Sullivan heard the familiar French-accented tones. "Father Sullivan? Bill? It is Gaston LeClair. I am sorry to have awakened you at this hour, Bill. But . . . well, we have had the strangest thing happen. Of course I am aware of your interest in Father Mosely, so I have called you at once."

"Something's happened to Father Mosely?"

"Bill, he is gone—"

"Dead?"

"No. He is gone. Vanished. Someone broke in here last night and took him—how do you say?—kidnapped him."

"Kidnapped him? That's crazy."

"Yes. Crazy. The police are here now."

"Didn't anyone see what happened? Didn't you hear anything? I mean to kidnap an old man in a coma . . . ?"

"Sister Elise was hurt—"

"Oh good God. How bad?"

"She is unconscious. The doctor is with her." Father LeClair's voice cracked, "They were brutal, Father, and she is not a young woman. They . . . they smashed . . . with her head . . . against the stone wall. Made her unconscious. Her nose is broken. Teeth, too.
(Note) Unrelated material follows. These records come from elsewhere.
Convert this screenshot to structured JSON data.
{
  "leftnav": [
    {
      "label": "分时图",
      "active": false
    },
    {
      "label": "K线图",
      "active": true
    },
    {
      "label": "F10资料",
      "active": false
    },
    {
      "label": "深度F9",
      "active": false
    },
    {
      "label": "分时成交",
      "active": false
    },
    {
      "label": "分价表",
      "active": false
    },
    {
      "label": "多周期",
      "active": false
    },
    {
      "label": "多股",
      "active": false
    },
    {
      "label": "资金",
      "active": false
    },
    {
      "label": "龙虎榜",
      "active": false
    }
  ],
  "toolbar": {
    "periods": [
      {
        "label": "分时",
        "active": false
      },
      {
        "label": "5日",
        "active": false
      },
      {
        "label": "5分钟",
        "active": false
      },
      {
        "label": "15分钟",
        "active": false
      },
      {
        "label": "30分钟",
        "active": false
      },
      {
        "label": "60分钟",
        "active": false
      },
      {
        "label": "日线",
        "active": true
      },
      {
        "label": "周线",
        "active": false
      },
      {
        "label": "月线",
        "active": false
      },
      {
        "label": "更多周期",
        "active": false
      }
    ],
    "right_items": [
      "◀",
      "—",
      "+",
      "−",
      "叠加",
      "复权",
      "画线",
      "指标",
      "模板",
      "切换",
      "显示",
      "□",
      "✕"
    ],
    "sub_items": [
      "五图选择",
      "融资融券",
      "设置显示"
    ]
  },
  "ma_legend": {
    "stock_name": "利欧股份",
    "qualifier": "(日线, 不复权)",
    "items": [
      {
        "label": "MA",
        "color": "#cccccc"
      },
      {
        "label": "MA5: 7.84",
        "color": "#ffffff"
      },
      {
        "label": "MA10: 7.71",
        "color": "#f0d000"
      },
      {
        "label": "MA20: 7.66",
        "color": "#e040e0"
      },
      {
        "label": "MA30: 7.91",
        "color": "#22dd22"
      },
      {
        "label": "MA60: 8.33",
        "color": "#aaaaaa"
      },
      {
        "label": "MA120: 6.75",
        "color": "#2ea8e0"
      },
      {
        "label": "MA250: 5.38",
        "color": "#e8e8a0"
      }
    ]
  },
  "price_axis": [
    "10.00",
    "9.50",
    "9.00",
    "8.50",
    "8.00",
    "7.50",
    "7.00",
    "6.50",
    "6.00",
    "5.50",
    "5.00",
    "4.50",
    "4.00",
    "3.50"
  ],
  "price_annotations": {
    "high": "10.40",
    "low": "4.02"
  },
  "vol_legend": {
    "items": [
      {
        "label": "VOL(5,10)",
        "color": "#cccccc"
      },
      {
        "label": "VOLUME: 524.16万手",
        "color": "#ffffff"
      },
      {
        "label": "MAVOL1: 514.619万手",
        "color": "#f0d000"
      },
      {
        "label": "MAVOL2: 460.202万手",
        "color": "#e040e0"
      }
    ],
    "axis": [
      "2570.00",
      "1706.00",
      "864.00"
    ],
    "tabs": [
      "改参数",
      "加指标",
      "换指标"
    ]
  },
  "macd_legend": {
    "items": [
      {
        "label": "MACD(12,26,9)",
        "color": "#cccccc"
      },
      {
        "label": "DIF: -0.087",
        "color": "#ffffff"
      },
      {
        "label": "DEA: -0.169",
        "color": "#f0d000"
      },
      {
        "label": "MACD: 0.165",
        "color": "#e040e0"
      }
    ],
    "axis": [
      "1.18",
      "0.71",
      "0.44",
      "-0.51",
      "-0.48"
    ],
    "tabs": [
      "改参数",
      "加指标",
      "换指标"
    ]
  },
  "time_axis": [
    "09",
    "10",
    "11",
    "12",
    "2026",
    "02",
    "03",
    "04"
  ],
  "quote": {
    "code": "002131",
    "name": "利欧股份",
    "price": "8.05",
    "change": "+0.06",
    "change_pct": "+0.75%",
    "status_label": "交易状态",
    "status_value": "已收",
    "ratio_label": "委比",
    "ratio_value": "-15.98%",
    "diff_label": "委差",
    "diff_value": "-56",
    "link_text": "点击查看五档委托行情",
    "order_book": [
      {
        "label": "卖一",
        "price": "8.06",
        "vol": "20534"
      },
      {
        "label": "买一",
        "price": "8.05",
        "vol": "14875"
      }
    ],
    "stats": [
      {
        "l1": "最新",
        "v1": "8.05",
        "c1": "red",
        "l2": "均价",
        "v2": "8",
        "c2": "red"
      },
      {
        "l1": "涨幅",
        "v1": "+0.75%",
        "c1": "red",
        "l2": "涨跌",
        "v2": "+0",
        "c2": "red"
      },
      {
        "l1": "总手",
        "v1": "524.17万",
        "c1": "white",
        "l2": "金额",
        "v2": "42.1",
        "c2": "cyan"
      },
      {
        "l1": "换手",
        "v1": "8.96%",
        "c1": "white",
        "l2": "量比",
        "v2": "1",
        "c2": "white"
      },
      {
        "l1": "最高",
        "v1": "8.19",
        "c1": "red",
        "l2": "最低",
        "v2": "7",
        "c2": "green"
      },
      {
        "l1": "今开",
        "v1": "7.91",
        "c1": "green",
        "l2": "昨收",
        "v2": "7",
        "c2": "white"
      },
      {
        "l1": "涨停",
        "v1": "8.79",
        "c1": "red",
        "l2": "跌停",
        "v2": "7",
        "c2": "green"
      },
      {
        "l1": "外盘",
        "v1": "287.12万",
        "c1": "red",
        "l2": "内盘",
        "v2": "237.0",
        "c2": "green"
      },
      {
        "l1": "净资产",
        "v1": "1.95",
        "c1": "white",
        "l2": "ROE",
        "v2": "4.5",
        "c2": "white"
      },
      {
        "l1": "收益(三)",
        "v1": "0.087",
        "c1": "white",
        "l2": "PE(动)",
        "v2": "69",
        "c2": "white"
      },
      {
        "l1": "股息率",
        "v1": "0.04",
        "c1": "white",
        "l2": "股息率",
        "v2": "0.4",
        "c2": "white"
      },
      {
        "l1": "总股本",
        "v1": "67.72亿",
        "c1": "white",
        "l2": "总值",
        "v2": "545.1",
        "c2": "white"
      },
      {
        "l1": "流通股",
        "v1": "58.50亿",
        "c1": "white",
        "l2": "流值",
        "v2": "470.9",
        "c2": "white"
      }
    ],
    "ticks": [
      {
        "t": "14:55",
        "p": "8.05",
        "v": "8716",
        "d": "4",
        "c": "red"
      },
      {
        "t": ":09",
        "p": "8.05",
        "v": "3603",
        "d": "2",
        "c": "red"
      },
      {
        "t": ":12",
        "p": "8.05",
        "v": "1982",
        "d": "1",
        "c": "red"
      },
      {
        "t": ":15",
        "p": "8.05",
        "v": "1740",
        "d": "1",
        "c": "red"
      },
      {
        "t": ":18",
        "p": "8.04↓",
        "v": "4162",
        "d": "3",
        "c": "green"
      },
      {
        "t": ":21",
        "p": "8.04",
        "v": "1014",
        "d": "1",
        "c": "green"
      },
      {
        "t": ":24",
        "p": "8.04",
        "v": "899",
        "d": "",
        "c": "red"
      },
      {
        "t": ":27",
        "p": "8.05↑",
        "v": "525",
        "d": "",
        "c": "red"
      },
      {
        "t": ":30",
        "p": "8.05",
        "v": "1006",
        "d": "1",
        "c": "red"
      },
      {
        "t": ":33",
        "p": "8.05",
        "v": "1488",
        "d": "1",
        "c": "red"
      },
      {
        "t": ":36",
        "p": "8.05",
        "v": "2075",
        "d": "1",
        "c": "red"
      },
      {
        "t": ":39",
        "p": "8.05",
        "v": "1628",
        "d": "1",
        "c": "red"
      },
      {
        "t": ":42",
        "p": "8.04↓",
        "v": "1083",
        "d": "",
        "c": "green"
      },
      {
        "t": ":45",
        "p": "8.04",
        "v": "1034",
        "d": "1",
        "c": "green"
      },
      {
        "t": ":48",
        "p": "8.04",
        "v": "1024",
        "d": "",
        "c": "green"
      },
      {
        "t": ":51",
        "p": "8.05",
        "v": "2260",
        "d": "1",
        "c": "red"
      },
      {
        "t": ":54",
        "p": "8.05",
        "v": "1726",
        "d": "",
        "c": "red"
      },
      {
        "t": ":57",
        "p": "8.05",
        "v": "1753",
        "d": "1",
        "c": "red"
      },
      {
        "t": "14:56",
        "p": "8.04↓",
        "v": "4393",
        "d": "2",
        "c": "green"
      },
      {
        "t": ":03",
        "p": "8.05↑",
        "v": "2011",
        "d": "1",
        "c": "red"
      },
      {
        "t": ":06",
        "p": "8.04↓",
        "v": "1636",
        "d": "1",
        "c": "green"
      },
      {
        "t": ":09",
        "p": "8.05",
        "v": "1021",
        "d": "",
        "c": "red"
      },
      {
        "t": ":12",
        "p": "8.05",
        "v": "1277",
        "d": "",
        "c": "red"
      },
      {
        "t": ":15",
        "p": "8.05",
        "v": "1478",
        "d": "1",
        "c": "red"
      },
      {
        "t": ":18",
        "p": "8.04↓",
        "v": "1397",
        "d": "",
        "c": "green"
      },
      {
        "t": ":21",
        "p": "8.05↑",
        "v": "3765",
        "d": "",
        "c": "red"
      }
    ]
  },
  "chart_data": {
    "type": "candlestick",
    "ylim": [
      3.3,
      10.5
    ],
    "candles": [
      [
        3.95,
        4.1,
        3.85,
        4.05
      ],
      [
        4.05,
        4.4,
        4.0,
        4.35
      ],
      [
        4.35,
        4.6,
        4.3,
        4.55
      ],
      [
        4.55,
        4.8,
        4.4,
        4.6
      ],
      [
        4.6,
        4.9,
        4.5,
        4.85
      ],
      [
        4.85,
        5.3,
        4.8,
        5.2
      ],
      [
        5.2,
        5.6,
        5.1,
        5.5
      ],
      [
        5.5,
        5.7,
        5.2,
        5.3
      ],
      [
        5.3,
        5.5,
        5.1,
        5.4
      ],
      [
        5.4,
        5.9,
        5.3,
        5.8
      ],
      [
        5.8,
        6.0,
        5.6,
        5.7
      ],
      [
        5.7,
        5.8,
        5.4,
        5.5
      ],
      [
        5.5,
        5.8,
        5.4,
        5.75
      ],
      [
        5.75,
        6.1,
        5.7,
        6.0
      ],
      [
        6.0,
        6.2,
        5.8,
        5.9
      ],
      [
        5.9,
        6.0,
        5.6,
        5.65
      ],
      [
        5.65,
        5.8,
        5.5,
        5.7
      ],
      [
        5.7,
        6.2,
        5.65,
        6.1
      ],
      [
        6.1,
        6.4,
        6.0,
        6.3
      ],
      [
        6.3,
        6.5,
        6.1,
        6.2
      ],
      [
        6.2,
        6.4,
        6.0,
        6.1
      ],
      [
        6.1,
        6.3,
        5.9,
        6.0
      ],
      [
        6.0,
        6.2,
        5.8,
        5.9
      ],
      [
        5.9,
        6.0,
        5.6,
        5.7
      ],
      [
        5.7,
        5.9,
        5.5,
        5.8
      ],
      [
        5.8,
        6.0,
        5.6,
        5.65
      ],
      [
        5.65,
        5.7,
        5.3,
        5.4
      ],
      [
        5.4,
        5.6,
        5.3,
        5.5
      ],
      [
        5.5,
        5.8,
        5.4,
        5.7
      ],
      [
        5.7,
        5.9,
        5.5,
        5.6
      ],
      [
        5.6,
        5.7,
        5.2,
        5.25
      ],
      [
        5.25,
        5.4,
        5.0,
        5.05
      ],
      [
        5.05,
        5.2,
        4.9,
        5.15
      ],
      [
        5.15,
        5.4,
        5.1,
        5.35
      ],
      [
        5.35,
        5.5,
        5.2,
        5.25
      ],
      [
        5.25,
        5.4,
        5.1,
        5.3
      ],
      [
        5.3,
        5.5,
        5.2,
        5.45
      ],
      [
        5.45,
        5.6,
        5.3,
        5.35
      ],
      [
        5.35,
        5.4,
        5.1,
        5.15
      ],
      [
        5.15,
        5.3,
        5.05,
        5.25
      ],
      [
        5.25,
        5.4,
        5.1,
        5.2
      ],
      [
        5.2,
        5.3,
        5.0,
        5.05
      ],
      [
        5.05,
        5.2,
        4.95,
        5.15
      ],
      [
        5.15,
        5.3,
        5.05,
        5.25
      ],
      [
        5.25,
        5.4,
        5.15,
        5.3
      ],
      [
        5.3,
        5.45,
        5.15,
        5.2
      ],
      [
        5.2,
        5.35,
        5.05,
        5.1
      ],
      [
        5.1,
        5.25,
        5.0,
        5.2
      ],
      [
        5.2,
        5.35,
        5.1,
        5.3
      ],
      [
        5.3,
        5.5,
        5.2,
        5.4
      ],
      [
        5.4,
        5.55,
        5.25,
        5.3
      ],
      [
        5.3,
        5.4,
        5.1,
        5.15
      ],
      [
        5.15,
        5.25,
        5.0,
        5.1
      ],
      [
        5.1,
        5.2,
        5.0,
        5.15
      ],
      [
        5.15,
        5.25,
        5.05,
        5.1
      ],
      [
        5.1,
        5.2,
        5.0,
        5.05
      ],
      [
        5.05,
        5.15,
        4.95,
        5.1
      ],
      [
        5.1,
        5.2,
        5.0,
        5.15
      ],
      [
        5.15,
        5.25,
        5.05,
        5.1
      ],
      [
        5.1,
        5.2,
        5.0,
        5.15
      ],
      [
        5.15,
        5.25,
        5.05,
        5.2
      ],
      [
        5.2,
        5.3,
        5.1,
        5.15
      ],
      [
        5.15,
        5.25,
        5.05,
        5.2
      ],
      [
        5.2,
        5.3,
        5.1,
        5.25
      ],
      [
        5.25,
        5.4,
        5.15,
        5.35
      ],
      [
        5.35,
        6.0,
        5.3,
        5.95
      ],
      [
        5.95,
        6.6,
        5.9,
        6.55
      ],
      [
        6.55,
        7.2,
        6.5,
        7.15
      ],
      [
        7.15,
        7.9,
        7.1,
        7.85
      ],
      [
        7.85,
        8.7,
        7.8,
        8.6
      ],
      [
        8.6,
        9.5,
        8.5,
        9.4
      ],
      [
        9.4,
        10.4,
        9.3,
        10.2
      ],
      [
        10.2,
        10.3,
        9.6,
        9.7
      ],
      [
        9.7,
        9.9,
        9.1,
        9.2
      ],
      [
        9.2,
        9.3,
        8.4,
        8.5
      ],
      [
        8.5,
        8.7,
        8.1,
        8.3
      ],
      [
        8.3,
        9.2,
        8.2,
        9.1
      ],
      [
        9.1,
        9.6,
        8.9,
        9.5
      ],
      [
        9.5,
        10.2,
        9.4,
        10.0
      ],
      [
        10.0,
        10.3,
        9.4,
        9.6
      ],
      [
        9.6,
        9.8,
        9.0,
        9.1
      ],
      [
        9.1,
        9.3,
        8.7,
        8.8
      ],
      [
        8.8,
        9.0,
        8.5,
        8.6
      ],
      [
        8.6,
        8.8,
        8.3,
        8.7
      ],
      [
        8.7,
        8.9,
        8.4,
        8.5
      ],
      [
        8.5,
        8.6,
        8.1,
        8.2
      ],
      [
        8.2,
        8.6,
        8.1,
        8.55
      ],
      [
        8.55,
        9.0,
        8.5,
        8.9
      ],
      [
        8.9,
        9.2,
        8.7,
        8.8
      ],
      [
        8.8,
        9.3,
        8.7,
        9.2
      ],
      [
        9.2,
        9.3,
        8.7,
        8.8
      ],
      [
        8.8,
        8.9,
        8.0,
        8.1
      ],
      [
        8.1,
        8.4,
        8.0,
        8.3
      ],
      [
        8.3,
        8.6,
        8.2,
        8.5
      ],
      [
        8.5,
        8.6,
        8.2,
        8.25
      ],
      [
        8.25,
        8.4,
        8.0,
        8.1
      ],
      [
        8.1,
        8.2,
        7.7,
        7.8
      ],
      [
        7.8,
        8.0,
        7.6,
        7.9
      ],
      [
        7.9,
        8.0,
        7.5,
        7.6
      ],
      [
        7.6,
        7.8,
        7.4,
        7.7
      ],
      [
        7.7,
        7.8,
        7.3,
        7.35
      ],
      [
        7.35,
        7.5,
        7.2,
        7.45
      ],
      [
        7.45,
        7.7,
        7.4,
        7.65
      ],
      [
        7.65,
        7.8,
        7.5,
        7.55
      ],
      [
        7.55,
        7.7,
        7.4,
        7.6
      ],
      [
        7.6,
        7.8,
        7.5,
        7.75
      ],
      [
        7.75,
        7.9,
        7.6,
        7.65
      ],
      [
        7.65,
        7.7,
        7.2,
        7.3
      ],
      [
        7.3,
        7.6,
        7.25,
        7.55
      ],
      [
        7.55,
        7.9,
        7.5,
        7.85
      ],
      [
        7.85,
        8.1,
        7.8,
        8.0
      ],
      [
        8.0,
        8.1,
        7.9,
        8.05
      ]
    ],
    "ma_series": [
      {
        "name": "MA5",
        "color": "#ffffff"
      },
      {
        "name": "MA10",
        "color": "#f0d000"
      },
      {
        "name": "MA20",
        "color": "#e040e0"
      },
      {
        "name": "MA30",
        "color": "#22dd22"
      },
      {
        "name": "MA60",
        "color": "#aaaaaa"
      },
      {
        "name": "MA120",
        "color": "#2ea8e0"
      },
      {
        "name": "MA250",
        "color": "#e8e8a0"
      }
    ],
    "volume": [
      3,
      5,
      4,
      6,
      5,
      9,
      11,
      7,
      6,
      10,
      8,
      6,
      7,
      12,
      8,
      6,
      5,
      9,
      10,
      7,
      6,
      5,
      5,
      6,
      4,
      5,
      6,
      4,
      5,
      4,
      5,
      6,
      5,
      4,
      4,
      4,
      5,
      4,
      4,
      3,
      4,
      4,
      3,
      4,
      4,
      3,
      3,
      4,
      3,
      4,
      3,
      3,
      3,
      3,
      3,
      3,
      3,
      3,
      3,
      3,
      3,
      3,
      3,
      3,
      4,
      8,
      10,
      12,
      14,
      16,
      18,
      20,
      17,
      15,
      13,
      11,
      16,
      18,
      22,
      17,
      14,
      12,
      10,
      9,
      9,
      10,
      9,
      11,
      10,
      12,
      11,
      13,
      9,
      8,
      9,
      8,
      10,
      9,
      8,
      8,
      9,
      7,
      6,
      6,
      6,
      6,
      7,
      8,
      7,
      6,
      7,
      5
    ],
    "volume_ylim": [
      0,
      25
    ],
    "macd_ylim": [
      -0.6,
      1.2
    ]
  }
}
She will be scarred, Father, disfigured . . . ."

"Dear God."

"Bill, the police want to talk to you. They want to know if you have any idea who could have done such a thing. And why? What reason can there be to kidnap an old man in a coma?"

"I don't know, Father. I have no idea. But I promise you this: I intend to find out."

 

Boston, Massachusetts

A
t exactly twenty-three hundred hours the automatic timer locked Dr. McCurdy in his office.

The precise metallic click of the mechanism jolted him from his reverie and reminded him that he was the only person in the Academy building.

Metal window blinds clattered shut, his FM radio switched off, the electric circuits to his office—all save one—disconnected. A single electronic tone told him the telephone line was inoperative. No incoming calls, none going out.

Although he couldn't hear it, he knew that low-frequency electromagnetic waves were eliminating any possibility of electronic surveillance.

His pulse throbbed in the bandaged stub on his left hand. Nervously he picked at the white surgical tape.

"Okay, boss," he said to himself. "You're on."

He pressed a good half of his cigarette against the marble ashtray and brushed an accumulation of ashes from the front of his cardigan.

Standing up, McCurdy stretched, yawned, then walked away from his desk, moving to the computer terminal that was appearing from behind a rising panel on the far side of the room.